Muhaimin mengatakan, keputusan untuk meratifikasi Konvensi ini merupakan bagian dari perwujudan tanggung jawab negara untuk meningkatkan perlindungan dan pemenuhan hak terhadap pekerja migrant Indonesia. Kandungan Konvensi ini selaras dengan komitmen nasional Indonesia bagi pemajuan dan perlindungan HAM.
"Hal tersebut yang mendasari pemerintah untuk meratifikasi Konvensi dengan dimaksud guna menjadi bagian dari sistem hukum nasional Indonesia.
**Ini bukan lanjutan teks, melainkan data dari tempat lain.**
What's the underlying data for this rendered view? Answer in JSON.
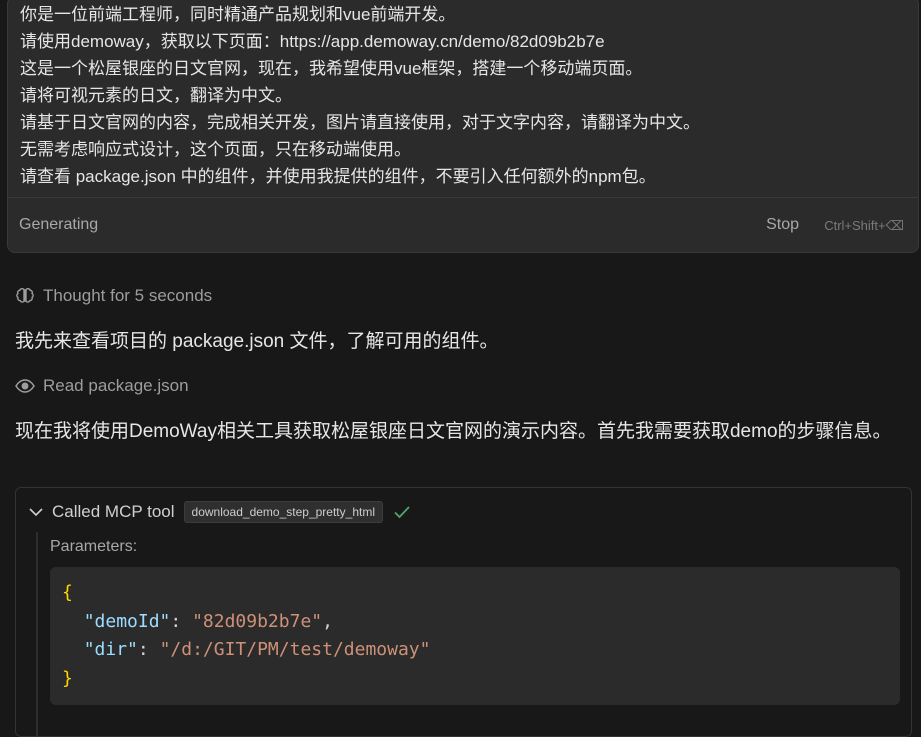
{
  "prompt": {
    "lines": [
      "你是一位前端工程师，同时精通产品规划和vue前端开发。",
      "请使用demoway，获取以下页面：https://app.demoway.cn/demo/82d09b2b7e",
      "这是一个松屋银座的日文官网，现在，我希望使用vue框架，搭建一个移动端页面。",
      "请将可视元素的日文，翻译为中文。",
      "请基于日文官网的内容，完成相关开发，图片请直接使用，对于文字内容，请翻译为中文。",
      "无需考虑响应式设计，这个页面，只在移动端使用。",
      "请查看 package.json 中的组件，并使用我提供的组件，不要引入任何额外的npm包。"
    ],
    "status": "Generating",
    "stop_label": "Stop",
    "stop_shortcut": "Ctrl+Shift+⌫"
  },
  "thought": {
    "icon": "brain-icon",
    "text": "Thought for 5 seconds"
  },
  "messages": {
    "first": "我先来查看项目的 package.json 文件，了解可用的组件。",
    "second": "现在我将使用DemoWay相关工具获取松屋银座日文官网的演示内容。首先我需要获取demo的步骤信息。"
  },
  "read_action": {
    "icon": "eye-icon",
    "text": "Read package.json"
  },
  "tool_call": {
    "title": "Called MCP tool",
    "tool_name": "download_demo_step_pretty_html",
    "status_icon": "check-icon",
    "params_label": "Parameters:",
    "code": {
      "open_brace": "{",
      "k1": "\"demoId\"",
      "v1": "\"82d09b2b7e\"",
      "k2": "\"dir\"",
      "v2": "\"/d:/GIT/PM/test/demoway\"",
      "close_brace": "}"
    }
  },
  "colors": {
    "background": "#181818",
    "panel": "#2b2b2b",
    "check": "#4ea672",
    "json_key": "#9cdcfe",
    "json_string": "#ce9178",
    "json_brace": "#ffd700"
  }
}
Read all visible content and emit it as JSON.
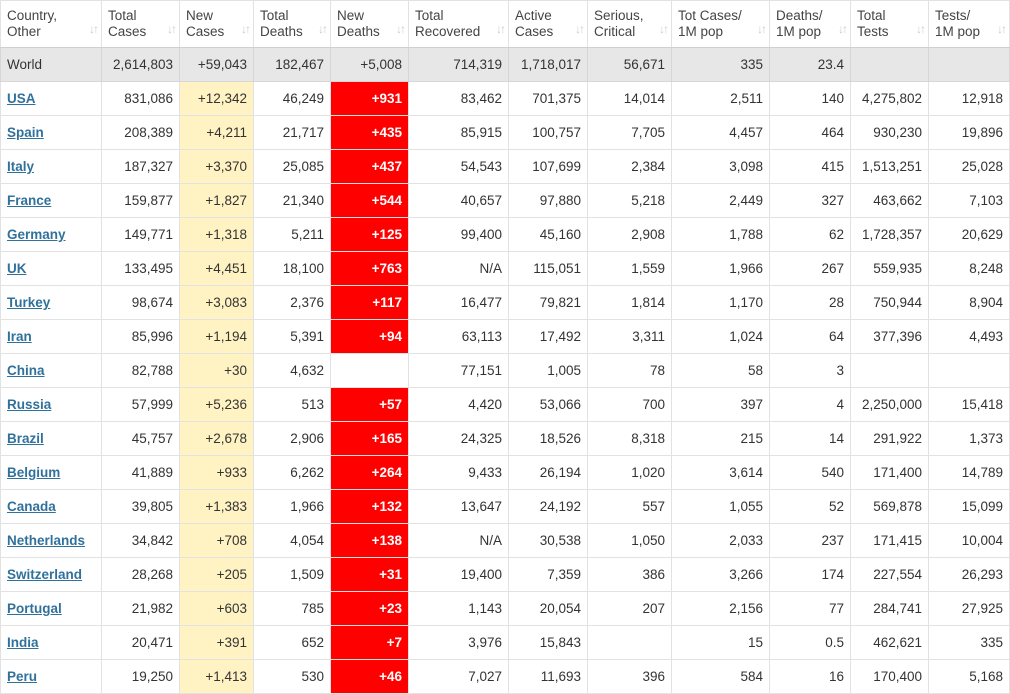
{
  "columns": [
    {
      "l1": "Country,",
      "l2": "Other"
    },
    {
      "l1": "Total",
      "l2": "Cases"
    },
    {
      "l1": "New",
      "l2": "Cases"
    },
    {
      "l1": "Total",
      "l2": "Deaths"
    },
    {
      "l1": "New",
      "l2": "Deaths"
    },
    {
      "l1": "Total",
      "l2": "Recovered"
    },
    {
      "l1": "Active",
      "l2": "Cases"
    },
    {
      "l1": "Serious,",
      "l2": "Critical"
    },
    {
      "l1": "Tot Cases/",
      "l2": "1M pop"
    },
    {
      "l1": "Deaths/",
      "l2": "1M pop"
    },
    {
      "l1": "Total",
      "l2": "Tests"
    },
    {
      "l1": "Tests/",
      "l2": "1M pop"
    }
  ],
  "sort_icon": "sort-arrows-icon",
  "world": [
    "World",
    "2,614,803",
    "+59,043",
    "182,467",
    "+5,008",
    "714,319",
    "1,718,017",
    "56,671",
    "335",
    "23.4",
    "",
    ""
  ],
  "rows": [
    [
      "USA",
      "831,086",
      "+12,342",
      "46,249",
      "+931",
      "83,462",
      "701,375",
      "14,014",
      "2,511",
      "140",
      "4,275,802",
      "12,918"
    ],
    [
      "Spain",
      "208,389",
      "+4,211",
      "21,717",
      "+435",
      "85,915",
      "100,757",
      "7,705",
      "4,457",
      "464",
      "930,230",
      "19,896"
    ],
    [
      "Italy",
      "187,327",
      "+3,370",
      "25,085",
      "+437",
      "54,543",
      "107,699",
      "2,384",
      "3,098",
      "415",
      "1,513,251",
      "25,028"
    ],
    [
      "France",
      "159,877",
      "+1,827",
      "21,340",
      "+544",
      "40,657",
      "97,880",
      "5,218",
      "2,449",
      "327",
      "463,662",
      "7,103"
    ],
    [
      "Germany",
      "149,771",
      "+1,318",
      "5,211",
      "+125",
      "99,400",
      "45,160",
      "2,908",
      "1,788",
      "62",
      "1,728,357",
      "20,629"
    ],
    [
      "UK",
      "133,495",
      "+4,451",
      "18,100",
      "+763",
      "N/A",
      "115,051",
      "1,559",
      "1,966",
      "267",
      "559,935",
      "8,248"
    ],
    [
      "Turkey",
      "98,674",
      "+3,083",
      "2,376",
      "+117",
      "16,477",
      "79,821",
      "1,814",
      "1,170",
      "28",
      "750,944",
      "8,904"
    ],
    [
      "Iran",
      "85,996",
      "+1,194",
      "5,391",
      "+94",
      "63,113",
      "17,492",
      "3,311",
      "1,024",
      "64",
      "377,396",
      "4,493"
    ],
    [
      "China",
      "82,788",
      "+30",
      "4,632",
      "",
      "77,151",
      "1,005",
      "78",
      "58",
      "3",
      "",
      ""
    ],
    [
      "Russia",
      "57,999",
      "+5,236",
      "513",
      "+57",
      "4,420",
      "53,066",
      "700",
      "397",
      "4",
      "2,250,000",
      "15,418"
    ],
    [
      "Brazil",
      "45,757",
      "+2,678",
      "2,906",
      "+165",
      "24,325",
      "18,526",
      "8,318",
      "215",
      "14",
      "291,922",
      "1,373"
    ],
    [
      "Belgium",
      "41,889",
      "+933",
      "6,262",
      "+264",
      "9,433",
      "26,194",
      "1,020",
      "3,614",
      "540",
      "171,400",
      "14,789"
    ],
    [
      "Canada",
      "39,805",
      "+1,383",
      "1,966",
      "+132",
      "13,647",
      "24,192",
      "557",
      "1,055",
      "52",
      "569,878",
      "15,099"
    ],
    [
      "Netherlands",
      "34,842",
      "+708",
      "4,054",
      "+138",
      "N/A",
      "30,538",
      "1,050",
      "2,033",
      "237",
      "171,415",
      "10,004"
    ],
    [
      "Switzerland",
      "28,268",
      "+205",
      "1,509",
      "+31",
      "19,400",
      "7,359",
      "386",
      "3,266",
      "174",
      "227,554",
      "26,293"
    ],
    [
      "Portugal",
      "21,982",
      "+603",
      "785",
      "+23",
      "1,143",
      "20,054",
      "207",
      "2,156",
      "77",
      "284,741",
      "27,925"
    ],
    [
      "India",
      "20,471",
      "+391",
      "652",
      "+7",
      "3,976",
      "15,843",
      "",
      "15",
      "0.5",
      "462,621",
      "335"
    ],
    [
      "Peru",
      "19,250",
      "+1,413",
      "530",
      "+46",
      "7,027",
      "11,693",
      "396",
      "584",
      "16",
      "170,400",
      "5,168"
    ]
  ]
}
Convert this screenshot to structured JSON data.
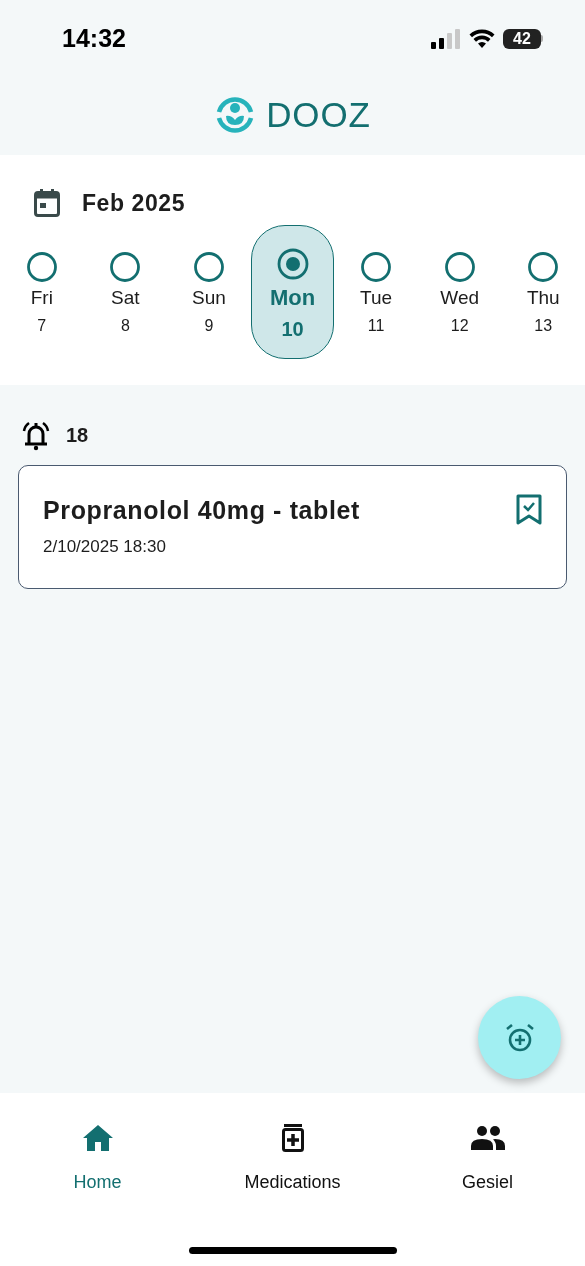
{
  "status_bar": {
    "time": "14:32",
    "battery": "42"
  },
  "header": {
    "app_name": "DOOZ"
  },
  "calendar": {
    "month": "Feb 2025",
    "days": [
      {
        "weekday": "Fri",
        "day": "7",
        "selected": false
      },
      {
        "weekday": "Sat",
        "day": "8",
        "selected": false
      },
      {
        "weekday": "Sun",
        "day": "9",
        "selected": false
      },
      {
        "weekday": "Mon",
        "day": "10",
        "selected": true
      },
      {
        "weekday": "Tue",
        "day": "11",
        "selected": false
      },
      {
        "weekday": "Wed",
        "day": "12",
        "selected": false
      },
      {
        "weekday": "Thu",
        "day": "13",
        "selected": false
      }
    ]
  },
  "reminders": {
    "hour": "18",
    "items": [
      {
        "title": "Propranolol 40mg - tablet",
        "datetime": "2/10/2025 18:30"
      }
    ]
  },
  "bottom_nav": [
    {
      "label": "Home",
      "kind": "home",
      "selected": true
    },
    {
      "label": "Medications",
      "kind": "medication",
      "selected": false
    },
    {
      "label": "Gesiel",
      "kind": "people",
      "selected": false
    }
  ]
}
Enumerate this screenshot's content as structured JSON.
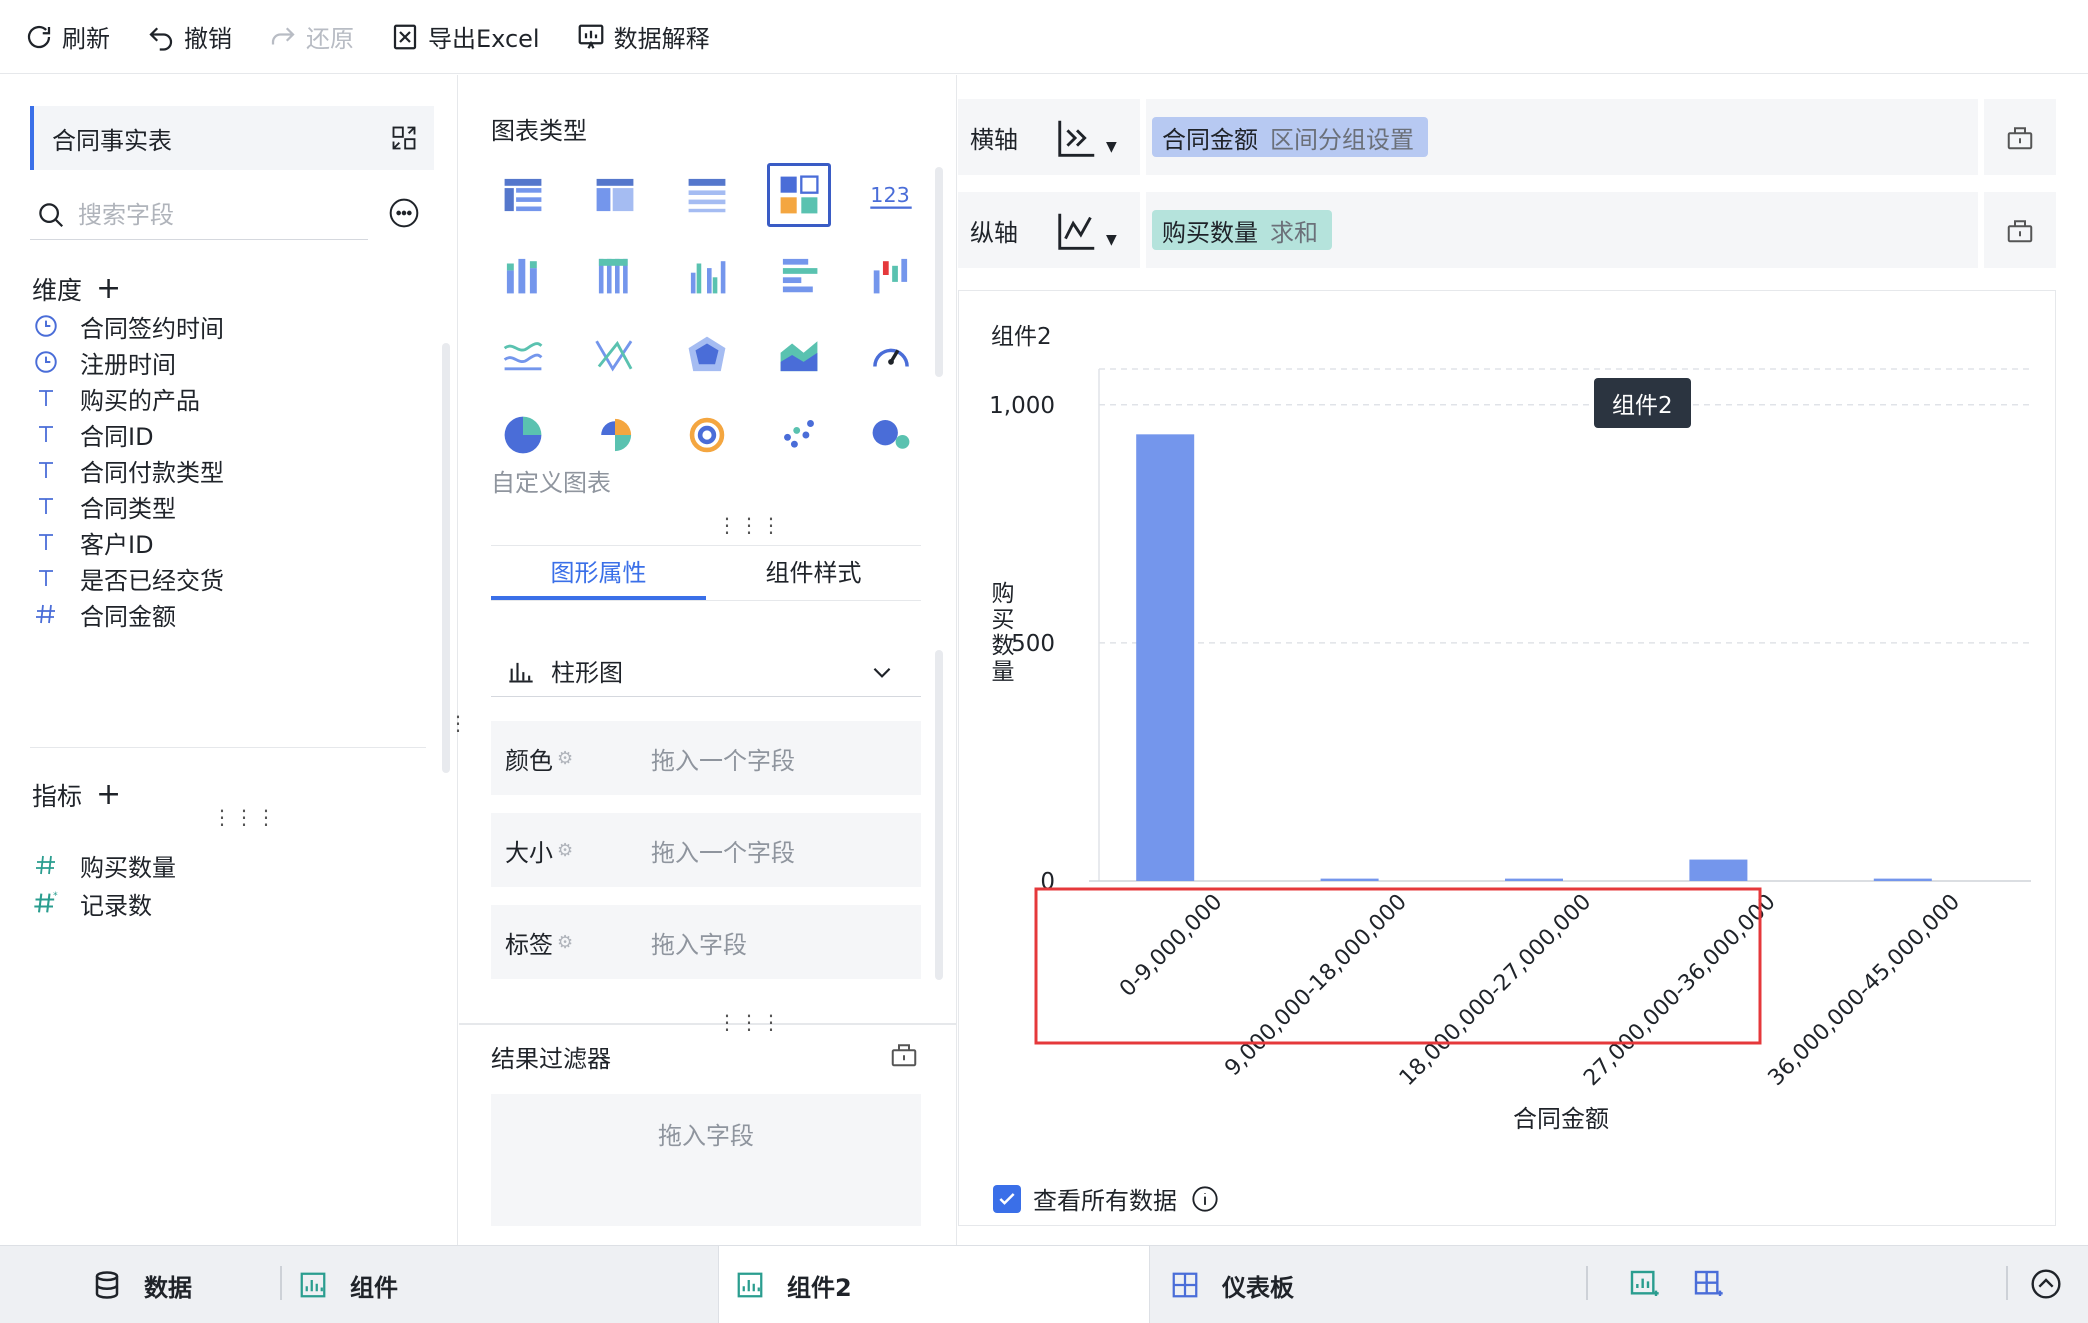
{
  "toolbar": {
    "refresh": "刷新",
    "undo": "撤销",
    "redo": "还原",
    "export_excel": "导出Excel",
    "data_explain": "数据解释"
  },
  "left": {
    "table_name": "合同事实表",
    "search_placeholder": "搜索字段",
    "dimensions_label": "维度",
    "dimensions": [
      {
        "label": "合同签约时间",
        "type": "time"
      },
      {
        "label": "注册时间",
        "type": "time"
      },
      {
        "label": "购买的产品",
        "type": "text"
      },
      {
        "label": "合同ID",
        "type": "text"
      },
      {
        "label": "合同付款类型",
        "type": "text"
      },
      {
        "label": "合同类型",
        "type": "text"
      },
      {
        "label": "客户ID",
        "type": "text"
      },
      {
        "label": "是否已经交货",
        "type": "text"
      },
      {
        "label": "合同金额",
        "type": "number"
      }
    ],
    "measures_label": "指标",
    "measures": [
      {
        "label": "购买数量",
        "type": "number"
      },
      {
        "label": "记录数",
        "type": "count"
      }
    ]
  },
  "middle": {
    "chart_type_title": "图表类型",
    "custom_chart": "自定义图表",
    "tabs": [
      "图形属性",
      "组件样式"
    ],
    "chart_type_value": "柱形图",
    "props": [
      {
        "label": "颜色",
        "placeholder": "拖入一个字段"
      },
      {
        "label": "大小",
        "placeholder": "拖入一个字段"
      },
      {
        "label": "标签",
        "placeholder": "拖入字段"
      }
    ],
    "filter_title": "结果过滤器",
    "filter_placeholder": "拖入字段"
  },
  "axes": {
    "x_label": "横轴",
    "x_field": "合同金额",
    "x_sub": "区间分组设置",
    "y_label": "纵轴",
    "y_field": "购买数量",
    "y_sub": "求和"
  },
  "chart": {
    "title": "组件2",
    "tooltip": "组件2",
    "view_all": "查看所有数据"
  },
  "chart_data": {
    "type": "bar",
    "title": "组件2",
    "categories": [
      "0-9,000,000",
      "9,000,000-18,000,000",
      "18,000,000-27,000,000",
      "27,000,000-36,000,000",
      "36,000,000-45,000,000"
    ],
    "values": [
      938,
      5,
      5,
      45,
      5
    ],
    "xlabel": "合同金额",
    "ylabel": "购买数量",
    "ylim": [
      0,
      1050
    ],
    "yticks": [
      0,
      500,
      1000
    ],
    "ytick_labels": [
      "0",
      "500",
      "1,000"
    ],
    "grid": true,
    "bar_color": "#7496ec",
    "highlight_box_color": "#e5383b"
  },
  "bottom": {
    "data": "数据",
    "component": "组件",
    "component2": "组件2",
    "dashboard": "仪表板"
  },
  "colors": {
    "accent": "#3a6fe8",
    "x_pill": "#b7c9f2",
    "y_pill": "#b5e3dc"
  }
}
Pengesahan Konvensi ini merupakan langkah terobosan di tingkat global untuk memberikan perlindungan terhadap tenaga kerja migran dan keluarganya," paparnya.
Dikatakan Muhaimin, konvensi ini merupakan satu-satunya instrumen HAM internasional yang mengatur mengenai perlindungan hak-hak pekerja migran dan anggota keluarganya secara komprehensif.
"Konvensi ini pula memberikan kerangka perlindungan minimum bagi tenaga kerja migran dalam berbagai kategori beserta keluarganya, untuk semua tahapan, baik pada saat pra keberangkatan, masa bekerja di luar negeri dan purna penempatan," kata Muhaimin.
Di masa mendatang, tambah dia kedudukan Konvensi Pekerja Migran ini di tatanan masyarakat internasional akan terus menguat dengan meningkatnya kesadaran global akan pentingnya Konvensi ini bagi perlindungan tenaga kerja migran dan anggota keluarganya, seiring dengan besarnya jumlah orang bekerja di luar negeri.
Konvensi Internasional Perlindungan Hak-Hak Seluruh Pekerja Migran dan Anggota Keluarganya telah disahkan oleh Majelis Umum PBB pada tanggal 18 Desember 1990. Hingga saat ini, Konvensi Pekerja Migran telah diratifikasi oleh sejumlah 46 negara, termasuk Indonesia.
Setelah meratifikasi Konvensi Indonesia wajib untuk menyampaikan laporan implementasi Konvensi kepada Komite Perlindungan Hak-Hak Seluruh Pekerja Migran dan Anggota Keluarganya.
"Sesuai ketentuan Konvensi, laporan akan disampaikan setahun setelah ratifikasi dan selanjutnya setiap lima tahun sekali dan jika Komite memintanya," pungkasnya.